Director, Revenue Cycle
Marathon Health Inc
Marathon Health is a leading provider of advanced primary care in the U.S., serving 2.5 million eligible patients through approximately 630 employer and union-sponsored clients. Our comprehensive services include advanced primary care, mental health, occupational health, musculoskeletal, and pharmacy services, delivered through our 680+ health centers across 41 states. We also offer virtual primary care and mental health services accessible in all 50 states. Transforming healthcare delivery with a patient-first approach, we prioritize convenient access to both in-person and virtual care, resulting in improved health outcomes and significant cost savings. Committed to inclusivity and collaboration, we foster a positive work environment and recruit exceptional talent to ensure expertise and compassion in healthcare delivery. Marathon has been recognized as a five-time Modern Healthcare Best Places to Work in Healthcare winner and a six-time Best in KLAS award winner for employer-sponsored healthcare services.
ABOUT THE JOB
The Director of Revenue Cycle is a strategic leader responsible for overseeing the full spectrum of revenue cycle operations across Marathon Health’s national footprint. This role drives enterprise-wide financial performance, regulatory compliance, and operational excellence in billing, coding, claims management, collections, and payer relations. The Director will lead cross-functional initiatives to optimize revenue cycle workflows, enhance data transparency, and support scalable growth aligned with Marathon’s evolving business models.
Reporting to senior leadership, the Director will serve as a key advisor on reimbursement strategy, payer contracting, coding practices, and financial forecasting. This role will also represent Marathon Health externally with clients, partners, and payers, and internally as a mentor and leader of high-performing teams.
ESSENTIAL DUTIES & RESPONSIBILITIES
Operational Oversight
- Oversee all aspects of billing, coding, claims submission, denial management, collections, and payment posting.
- Ensure compliance with federal, state, and payer-specific regulations.
- Monitor and improve KPIs such as denial rates, write-off’s, charge lag, time to cash and collection efficiency.
- Lead enterprise-wide initiatives to modernize claims management, coding practices, and payer engagement.
- Manage vendor(s) supporting revenue cycle operations, including EHR platforms and related services (e.g., support tickets, initiatives, updates, and performance tracking).
Cross-Functional Collaboration
- Partner with Finance, Clinical Operations, Sales, Implementation, and Client Success to align revenue cycle processes with business needs.
- Lead integration efforts for new clients and health plan models, including payer credentialing and claims setup.
- Collaborate with IT and EMR teams to optimize system configurations and reporting capabilities.
Team Leadership & Development
- Lead and mentor a team of managers, analysts, billing/coding specialists, and credentialing staff.
- Foster a culture of accountability, continuous improvement, and professional development.
Client & Payer Engagement
- Act as the primary revenue cycle contact for strategic clients and payer partners.

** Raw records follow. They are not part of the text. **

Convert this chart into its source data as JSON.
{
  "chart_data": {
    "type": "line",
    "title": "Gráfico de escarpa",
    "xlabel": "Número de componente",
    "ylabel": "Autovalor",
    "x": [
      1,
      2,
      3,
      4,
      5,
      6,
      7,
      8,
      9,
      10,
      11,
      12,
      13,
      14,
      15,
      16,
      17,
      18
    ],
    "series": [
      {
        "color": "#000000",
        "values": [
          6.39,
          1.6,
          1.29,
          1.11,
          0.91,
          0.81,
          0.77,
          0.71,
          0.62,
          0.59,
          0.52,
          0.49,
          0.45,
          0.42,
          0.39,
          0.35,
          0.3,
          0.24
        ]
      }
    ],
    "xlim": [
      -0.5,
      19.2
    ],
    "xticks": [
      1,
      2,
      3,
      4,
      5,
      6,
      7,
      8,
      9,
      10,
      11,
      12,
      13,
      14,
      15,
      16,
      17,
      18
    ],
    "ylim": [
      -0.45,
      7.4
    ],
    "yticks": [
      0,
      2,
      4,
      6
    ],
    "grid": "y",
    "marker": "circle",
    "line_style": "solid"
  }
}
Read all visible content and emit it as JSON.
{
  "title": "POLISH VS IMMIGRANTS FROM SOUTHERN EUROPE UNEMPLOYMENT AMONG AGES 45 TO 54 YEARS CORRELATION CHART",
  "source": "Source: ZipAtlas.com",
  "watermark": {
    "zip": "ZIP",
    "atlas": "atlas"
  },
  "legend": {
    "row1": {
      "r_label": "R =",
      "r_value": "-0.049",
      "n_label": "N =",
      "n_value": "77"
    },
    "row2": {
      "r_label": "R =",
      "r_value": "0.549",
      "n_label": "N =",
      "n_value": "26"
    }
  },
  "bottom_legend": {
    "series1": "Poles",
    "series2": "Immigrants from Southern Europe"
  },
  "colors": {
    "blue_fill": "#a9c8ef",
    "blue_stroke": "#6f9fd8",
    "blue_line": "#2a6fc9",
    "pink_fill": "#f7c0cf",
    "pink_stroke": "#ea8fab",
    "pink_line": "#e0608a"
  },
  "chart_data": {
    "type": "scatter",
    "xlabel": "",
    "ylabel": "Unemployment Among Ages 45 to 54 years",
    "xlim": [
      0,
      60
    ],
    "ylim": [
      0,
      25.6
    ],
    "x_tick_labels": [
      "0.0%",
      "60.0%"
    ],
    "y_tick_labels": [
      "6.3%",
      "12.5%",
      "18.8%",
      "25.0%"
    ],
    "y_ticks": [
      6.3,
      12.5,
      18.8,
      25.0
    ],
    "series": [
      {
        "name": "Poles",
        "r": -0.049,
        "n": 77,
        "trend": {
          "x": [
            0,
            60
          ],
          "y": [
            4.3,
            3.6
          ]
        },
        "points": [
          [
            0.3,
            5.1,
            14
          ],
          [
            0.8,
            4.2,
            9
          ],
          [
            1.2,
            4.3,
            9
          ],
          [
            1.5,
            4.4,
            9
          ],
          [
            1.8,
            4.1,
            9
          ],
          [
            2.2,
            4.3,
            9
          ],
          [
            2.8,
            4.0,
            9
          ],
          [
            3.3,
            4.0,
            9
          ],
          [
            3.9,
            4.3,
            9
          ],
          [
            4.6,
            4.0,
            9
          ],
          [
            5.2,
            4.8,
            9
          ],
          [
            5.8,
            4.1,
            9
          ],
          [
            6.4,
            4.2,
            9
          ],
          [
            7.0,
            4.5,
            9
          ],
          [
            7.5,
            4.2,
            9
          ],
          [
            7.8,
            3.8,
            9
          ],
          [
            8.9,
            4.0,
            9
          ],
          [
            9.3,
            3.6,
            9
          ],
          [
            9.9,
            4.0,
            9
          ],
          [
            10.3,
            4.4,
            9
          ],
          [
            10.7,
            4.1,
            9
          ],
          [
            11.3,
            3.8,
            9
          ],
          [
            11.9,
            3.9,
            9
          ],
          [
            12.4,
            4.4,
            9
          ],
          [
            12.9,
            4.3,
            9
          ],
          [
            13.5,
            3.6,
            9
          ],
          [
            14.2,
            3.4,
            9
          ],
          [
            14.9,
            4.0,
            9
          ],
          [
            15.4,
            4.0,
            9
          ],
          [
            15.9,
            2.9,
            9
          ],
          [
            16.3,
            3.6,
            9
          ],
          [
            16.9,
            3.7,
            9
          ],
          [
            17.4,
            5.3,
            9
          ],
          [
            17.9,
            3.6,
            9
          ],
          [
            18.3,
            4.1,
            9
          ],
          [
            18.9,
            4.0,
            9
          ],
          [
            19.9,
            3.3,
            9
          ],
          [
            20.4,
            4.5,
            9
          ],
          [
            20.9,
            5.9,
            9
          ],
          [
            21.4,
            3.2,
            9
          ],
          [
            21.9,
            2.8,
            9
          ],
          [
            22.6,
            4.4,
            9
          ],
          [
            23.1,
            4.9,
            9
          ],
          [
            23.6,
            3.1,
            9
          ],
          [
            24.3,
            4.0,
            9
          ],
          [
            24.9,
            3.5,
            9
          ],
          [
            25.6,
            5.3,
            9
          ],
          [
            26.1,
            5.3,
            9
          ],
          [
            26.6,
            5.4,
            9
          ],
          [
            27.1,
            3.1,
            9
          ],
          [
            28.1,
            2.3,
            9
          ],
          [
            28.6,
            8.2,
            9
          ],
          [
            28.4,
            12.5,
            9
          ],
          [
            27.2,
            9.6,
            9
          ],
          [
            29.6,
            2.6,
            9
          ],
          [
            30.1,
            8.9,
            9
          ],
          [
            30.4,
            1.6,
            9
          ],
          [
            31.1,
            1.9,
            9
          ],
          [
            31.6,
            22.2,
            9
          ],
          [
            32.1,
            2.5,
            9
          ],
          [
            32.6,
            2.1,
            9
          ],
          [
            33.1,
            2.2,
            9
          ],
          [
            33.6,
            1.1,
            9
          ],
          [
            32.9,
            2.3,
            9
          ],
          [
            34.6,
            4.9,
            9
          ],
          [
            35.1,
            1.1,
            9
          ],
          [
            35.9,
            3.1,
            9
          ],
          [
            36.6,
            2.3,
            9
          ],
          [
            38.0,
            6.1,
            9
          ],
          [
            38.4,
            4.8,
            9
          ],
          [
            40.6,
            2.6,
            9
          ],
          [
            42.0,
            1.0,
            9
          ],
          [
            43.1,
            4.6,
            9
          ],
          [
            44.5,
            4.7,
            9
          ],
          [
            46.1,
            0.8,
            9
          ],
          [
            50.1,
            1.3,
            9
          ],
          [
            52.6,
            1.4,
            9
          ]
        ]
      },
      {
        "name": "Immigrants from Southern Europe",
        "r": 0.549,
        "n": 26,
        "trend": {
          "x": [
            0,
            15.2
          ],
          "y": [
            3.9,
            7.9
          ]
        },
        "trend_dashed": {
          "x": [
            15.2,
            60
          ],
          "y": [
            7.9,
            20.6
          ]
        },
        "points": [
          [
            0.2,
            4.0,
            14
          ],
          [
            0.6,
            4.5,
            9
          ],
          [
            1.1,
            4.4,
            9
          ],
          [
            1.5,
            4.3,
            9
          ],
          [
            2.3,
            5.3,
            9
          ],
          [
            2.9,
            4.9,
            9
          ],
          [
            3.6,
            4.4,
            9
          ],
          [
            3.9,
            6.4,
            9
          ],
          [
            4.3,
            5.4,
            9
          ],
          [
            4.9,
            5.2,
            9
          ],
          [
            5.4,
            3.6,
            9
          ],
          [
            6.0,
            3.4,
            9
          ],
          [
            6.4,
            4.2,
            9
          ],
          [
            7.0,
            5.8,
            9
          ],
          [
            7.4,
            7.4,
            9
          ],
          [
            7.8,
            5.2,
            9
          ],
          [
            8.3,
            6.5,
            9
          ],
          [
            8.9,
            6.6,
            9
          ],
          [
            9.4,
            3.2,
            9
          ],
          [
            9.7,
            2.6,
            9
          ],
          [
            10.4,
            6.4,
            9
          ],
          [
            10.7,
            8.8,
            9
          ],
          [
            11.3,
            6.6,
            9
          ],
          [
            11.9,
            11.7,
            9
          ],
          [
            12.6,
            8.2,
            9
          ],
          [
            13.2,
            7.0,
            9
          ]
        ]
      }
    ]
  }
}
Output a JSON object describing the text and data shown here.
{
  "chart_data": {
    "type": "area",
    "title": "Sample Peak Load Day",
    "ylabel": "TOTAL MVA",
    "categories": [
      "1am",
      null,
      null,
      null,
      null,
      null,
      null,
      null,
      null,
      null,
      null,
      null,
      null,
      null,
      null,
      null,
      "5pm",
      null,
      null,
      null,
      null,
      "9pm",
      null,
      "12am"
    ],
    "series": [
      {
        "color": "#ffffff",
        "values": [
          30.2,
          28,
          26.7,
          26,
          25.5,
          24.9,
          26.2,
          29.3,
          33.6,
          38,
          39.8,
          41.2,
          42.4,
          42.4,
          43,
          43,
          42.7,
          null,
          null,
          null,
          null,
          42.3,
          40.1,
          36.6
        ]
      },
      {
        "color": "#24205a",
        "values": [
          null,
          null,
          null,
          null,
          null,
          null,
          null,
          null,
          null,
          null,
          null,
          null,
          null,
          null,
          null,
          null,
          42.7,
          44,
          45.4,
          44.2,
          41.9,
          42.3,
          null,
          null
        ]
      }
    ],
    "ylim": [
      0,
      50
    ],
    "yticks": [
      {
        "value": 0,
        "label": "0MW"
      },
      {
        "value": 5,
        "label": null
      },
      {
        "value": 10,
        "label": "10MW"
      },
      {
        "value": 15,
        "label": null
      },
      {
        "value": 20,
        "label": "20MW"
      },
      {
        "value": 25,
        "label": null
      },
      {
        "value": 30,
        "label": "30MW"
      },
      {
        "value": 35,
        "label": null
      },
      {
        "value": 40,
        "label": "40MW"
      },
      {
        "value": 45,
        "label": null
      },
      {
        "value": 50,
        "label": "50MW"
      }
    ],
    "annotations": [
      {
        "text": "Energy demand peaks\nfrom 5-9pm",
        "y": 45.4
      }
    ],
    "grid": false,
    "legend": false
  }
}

- Support contract negotiations and reimbursement modeling for new business opportunities.
- Lead client-facing discussions on claims performance, issue resolution, and optimization strategies.
Analytics & Reporting
- Oversee development of dashboards and reporting tools to track performance and identify trends.
- Present insights to operations leadership and support client relationships.
- Drive data-informed decision-making across the organization.
QUALIFICATIONS
Bachelor’s degree required in Business, Healthcare Administration, or related field; Master’s degree preferred, and a minimum of 10 years progressive experience in healthcare revenue cycle management, including 5+ years in leadership roles, or equivalent combination of education and experience. Proven success in leading enterprise-wide RCM initiatives and managing large, geographically dispersed teams. Deep understanding of payer policies, coding standards (CPT, ICD-10), and regulatory compliance. Experience with value-based care models, capitated arrangements, and telehealth billing.
DESIRED ATTRIBUTES
- Strong financial acumen and ability to interpret complex data sets.
- Extensive experience with Electronic Health Record (EHR) systems is required; familiarity with Athena is strongly preferred.
- Exceptional communication, negotiation, and stakeholder management skills.
- Understands the importance of client and patient satisfaction and proactively addresses concerns related to billing, claims, and reimbursement.
- Invests in team development, coaching, and succession planning to build a high-performing and engaged workforce.
- Committed to continuous improvement, standardization, and best practices across all revenue cycle functions.
- Uses analytics and performance metrics to guide decisions, identify opportunities, and measure success.
- Able to translate organizational goals into actionable revenue cycle strategies that drive growth and efficiency.
Pay Range: $120,000 - $160,000/yr
The actual offer may vary dependent upon geographic location and the candidate’s years of experience and/or skill level. This position is also eligible for an annual incentive.